Theorem. A tree of height h and model 1 contains at most 2^h objects. A tree of height h and model 2 contains at most 2^h+1 − 1 objects.

This is easily seen because the tree of height h has as left and right subtrees a tree of height at most h − 1 each, and in model 2 one additional object between them.

{ In model 1, keys in interior nodes serve only for comparisons and may reappear in the leaves for the identification of the objects. In model 2, each key appears only once, together with its object.

It is even possible in model 1 that there are keys used for comparison that do not belong to any object, for example, if the object has been deleted. By conceptually separating these functions of comparison and identification, this is not surprising, and in later structures we might even need to define artificial tests not corresponding to any object, just to get a good division of the search space. All keys used for comparison are necessarily distinct because in a model 1 tree, each interior node has nonempty left and right subtrees. So each key occurs at most twice, once as comparison key and once as identification key in the leaf.

Model 2 became the preferred textbook version because in most textbooks the distinction between object and its key is not made: the key is the object. Then it becomes unnatural to duplicate the key in the tree structure. But in all real applications, the distinction between key and object is quite important. One almost never wishes to keep track of just a set of numbers; the numbers are normally associated with some further information, which is often much larger than the key itself.

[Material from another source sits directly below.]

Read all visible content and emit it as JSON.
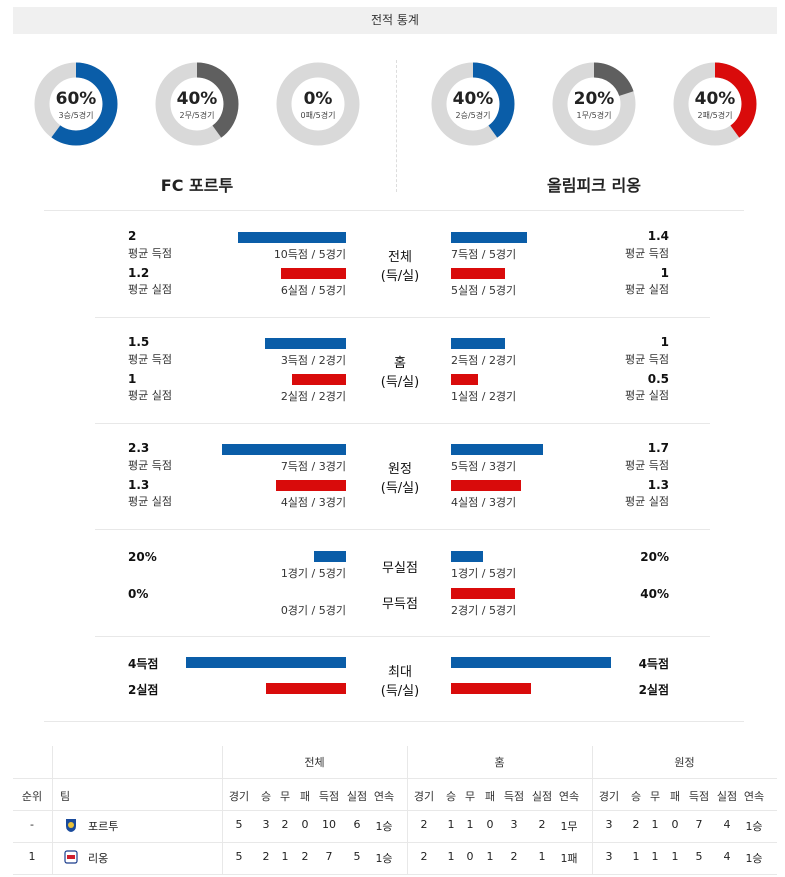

You may have heard ternary search being used in those riddles that involve weighing things on scales. Those scales can return 3 answers: left is lighter, both are the same, or left is heavier. So in a ternary search, it only takes 1 comparison. However, computers use boolean logic, which only has 2 answers. To do the ternary search, you'd actually have to do 2 comparisons instead of 1. I guess there are some cases where this is still faster as earlier posters mentioned, but you can see that ternary search isn't always better, and it's more confusing and less natural to implement on a computer.

Theoretically the minimum of k/ln(k) is achieved at e and since 3 is closer to e than 2 it requires less comparisons. You can check that 3/ln(3) = 2.73.. and 2/ln(2) = 2.88.. The reason why binary search could be faster is that the code for it will have less branches and will run faster on modern CPUs.

I have just posted a blog about the ternary search and I have shown some results. I have also provided some initial level implementations on my git repo I totally agree with every one about the theory part of the ternary search but why not give it a try? As per the implementation that part is easy enough if you have three years of coding experience. I found that if you have huge data set and you need to search it many times ternary search has an advantage. If you think you can do better with a ternary search go for it.

Although you get the same big-O complexity (ln n) in both search trees, the difference is in the constants. You have to do more comparisons for a ternary search tree at each level. So the difference boils down to k/ln(k) for a k-ary search tree. This has a minimum value at e=2.7 and k=2 provides the optimal result.